There are a couple issues with the way WAR is constructed that lead to there being errors in the final number that is produced. The first is more minor, and that's the positional adjustment. Certain players benefit because of the position they play, which makes sense because a good defensive SS putting up numbers you'd see from a corner outfielder is definitely more impressive than the below average fielding corner outfielder putting up the same numbers. The problem is how much more are they actually worth, and how do you quantify it? That is where some of the errors start to creep in, in my opinion,
The major problem with WAR though is the defensive side. There is no stat that accurately depicts a player's defensive ability, and the one used in WAR, UZR, definitely has it's faults. It's better than fielding % or errors, I suppose, but it is still not close to being a good stat. The general consensus is you need 3 years worth of data to determine a reliable UZR, however only a year's worth is used in calculating WAR. Even using a 3 year sample, UZR doesn't tell you much other than if someone was a really good fielder, or a really bad fielder. You could see an outfielder, who's defense should be rather consistent from year to year due to the time they usually have to make defensive plays, have a UZR that goes from -2 to 20 to 1.4 to 19. Depending on what 3 year period you take, you could get a totally different fielder. UZR can also be influenced by the type of pitcher on the mound. Outfielders on a team with a staff of fly ball pitchers have higher UZR's.

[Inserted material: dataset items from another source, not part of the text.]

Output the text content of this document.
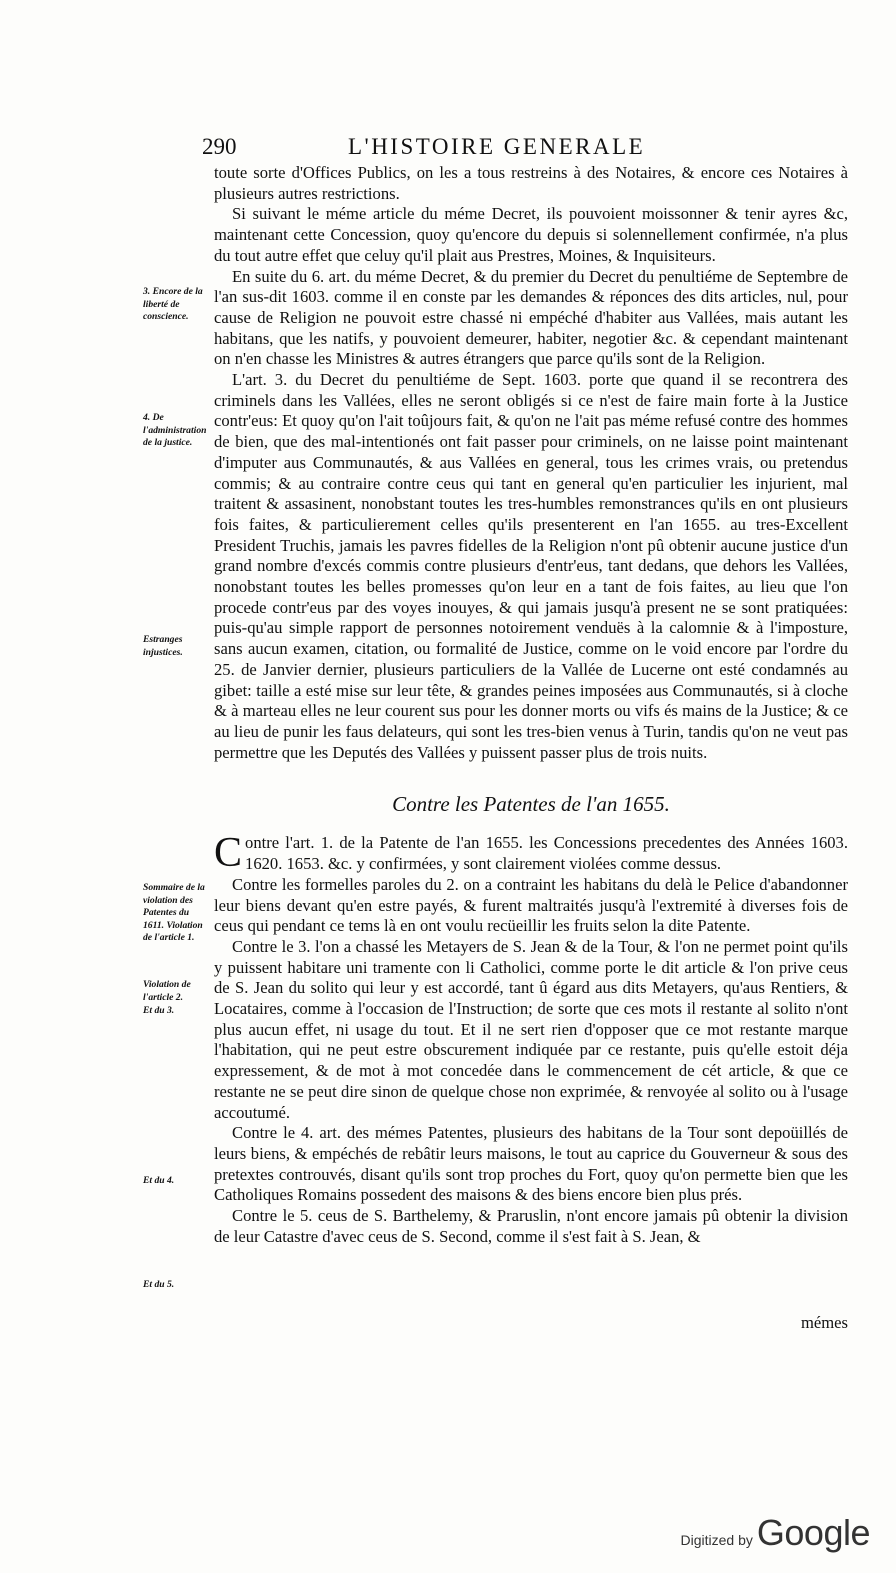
290	L'HISTOIRE GENERALE
3. Encore de la liberté de conscience.
4. De l'administration de la justice.
Estranges injustices.
Sommaire de la violation des Patentes du 1611. Violation de l'article 1.
Violation de l'article 2.
Et du 3.
Et du 4.
Et du 5.

toute sorte d'Offices Publics, on les a tous restreins à des Notaires, & encore ces Notaires à plusieurs autres restrictions.

Si suivant le méme article du méme Decret, ils pouvoient moissonner & tenir ayres &c, maintenant cette Concession, quoy qu'encore du depuis si solennellement confirmée, n'a plus du tout autre effet que celuy qu'il plait aus Prestres, Moines, & Inquisiteurs.

En suite du 6. art. du méme Decret, & du premier du Decret du penultiéme de Septembre de l'an sus-dit 1603. comme il en conste par les demandes & réponces des dits articles, nul, pour cause de Religion ne pouvoit estre chassé ni empéché d'habiter aus Vallées, mais autant les habitans, que les natifs, y pouvoient demeurer, habiter, negotier &c. & cependant maintenant on n'en chasse les Ministres & autres étrangers que parce qu'ils sont de la Religion.

L'art. 3. du Decret du penultiéme de Sept. 1603. porte que quand il se recontrera des criminels dans les Vallées, elles ne seront obligés si ce n'est de faire main forte à la Justice contr'eus: Et quoy qu'on l'ait toûjours fait, & qu'on ne l'ait pas méme refusé contre des hommes de bien, que des mal-intentionés ont fait passer pour criminels, on ne laisse point maintenant d'imputer aus Communautés, & aus Vallées en general, tous les crimes vrais, ou pretendus commis; & au contraire contre ceus qui tant en general qu'en particulier les injurient, mal traitent & assasinent, nonobstant toutes les tres-humbles remonstrances qu'ils en ont plusieurs fois faites, & particulierement celles qu'ils presenterent en l'an 1655. au tres-Excellent President Truchis, jamais les pavres fidelles de la Religion n'ont pû obtenir aucune justice d'un grand nombre d'excés commis contre plusieurs d'entr'eus, tant dedans, que dehors les Vallées, nonobstant toutes les belles promesses qu'on leur en a tant de fois faites, au lieu que l'on procede contr'eus par des voyes inouyes, & qui jamais jusqu'à present ne se sont pratiquées: puis-qu'au simple rapport de personnes notoirement venduës à la calomnie & à l'imposture, sans aucun examen, citation, ou formalité de Justice, comme on le void encore par l'ordre du 25. de Janvier dernier, plusieurs particuliers de la Vallée de Lucerne ont esté condamnés au gibet: taille a esté mise sur leur tête, & grandes peines imposées aus Communautés, si à cloche & à marteau elles ne leur courent sus pour les donner morts ou vifs és mains de la Justice; & ce au lieu de punir les faus delateurs, qui sont les tres-bien venus à Turin, tandis qu'on ne veut pas permettre que les Deputés des Vallées y puissent passer plus de trois nuits.

Contre les Patentes de l'an 1655.

Contre l'art. 1. de la Patente de l'an 1655. les Concessions precedentes des Années 1603. 1620. 1653. &c. y confirmées, y sont clairement violées comme dessus.

Contre les formelles paroles du 2. on a contraint les habitans du delà le Pelice d'abandonner leur biens devant qu'en estre payés, & furent maltraités jusqu'à l'extremité à diverses fois de ceus qui pendant ce tems là en ont voulu recüeillir les fruits selon la dite Patente.

Contre le 3. l'on a chassé les Metayers de S. Jean & de la Tour, & l'on ne permet point qu'ils y puissent habitare uni tramente con li Catholici, comme porte le dit article & l'on prive ceus de S. Jean du solito qui leur y est accordé, tant û égard aus dits Metayers, qu'aus Rentiers, & Locataires, comme à l'occasion de l'Instruction; de sorte que ces mots il restante al solito n'ont plus aucun effet, ni usage du tout. Et il ne sert rien d'opposer que ce mot restante marque l'habitation, qui ne peut estre obscurement indiquée par ce restante, puis qu'elle estoit déja expressement, & de mot à mot concedée dans le commencement de cét article, & que ce restante ne se peut dire sinon de quelque chose non exprimée, & renvoyée al solito ou à l'usage accoutumé.

Contre le 4. art. des mémes Patentes, plusieurs des habitans de la Tour sont depoüillés de leurs biens, & empéchés de rebâtir leurs maisons, le tout au caprice du Gouverneur & sous des pretextes controuvés, disant qu'ils sont trop proches du Fort, quoy qu'on permette bien que les Catholiques Romains possedent des maisons & des biens encore bien plus prés.

Contre le 5. ceus de S. Barthelemy, & Praruslin, n'ont encore jamais pû obtenir la division de leur Catastre d'avec ceus de S. Second, comme il s'est fait à S. Jean, &

mémes
Digitized by Google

Furthermore, (holy crap this got long quick) UZR doesn't have an effective way of rating 1B, or C due to the nature of the position. I believe someone on Fangraphs recently came up with a revised way of doing UZR for catchers that's being worked on, and Bill James is looking at a way to rate defense for 1B. Until something more reliable comes along those positions will always be somewhat skewed...I also believe Fangraphs has a base running stat that they include in WAR which is even less reliable than UZR.
So, um sorry for that long ass post, I don't even now where that came from. All I wanted to say was don't look at just WAR, look at OBP, OPS, wOBA, ISO, and WAR. And don't let someone tell you player X with a 6.5 WAR is clearly better than player Y at another position with a 5.8 WAR.
Great post first off. There are two types of WAR, Fangraphs and Baseball reference. And depending on which one you use, the results be different. For the Fangraphs one is based of wOBA, UZR, How many plate appearances you had, and the position you play. Baseball references is a bit more complicated, as for the Fangraphs one is anybody could calculate it if they understand the formula.
The biggest difference I see about WAR is when it comes to the pitching formula. On fangraphs it is codependent on FIP, a formula that takes into account strikeouts, walks, hit batters, and home runs allowed. On Basebal reference it is all depends on how many runs you give up and then they calculate the defense behind you. Im not exactly a huge fan of either formula
When I look at a position player I mainly look at OPS, wOBA, BB%, K%, and WAR.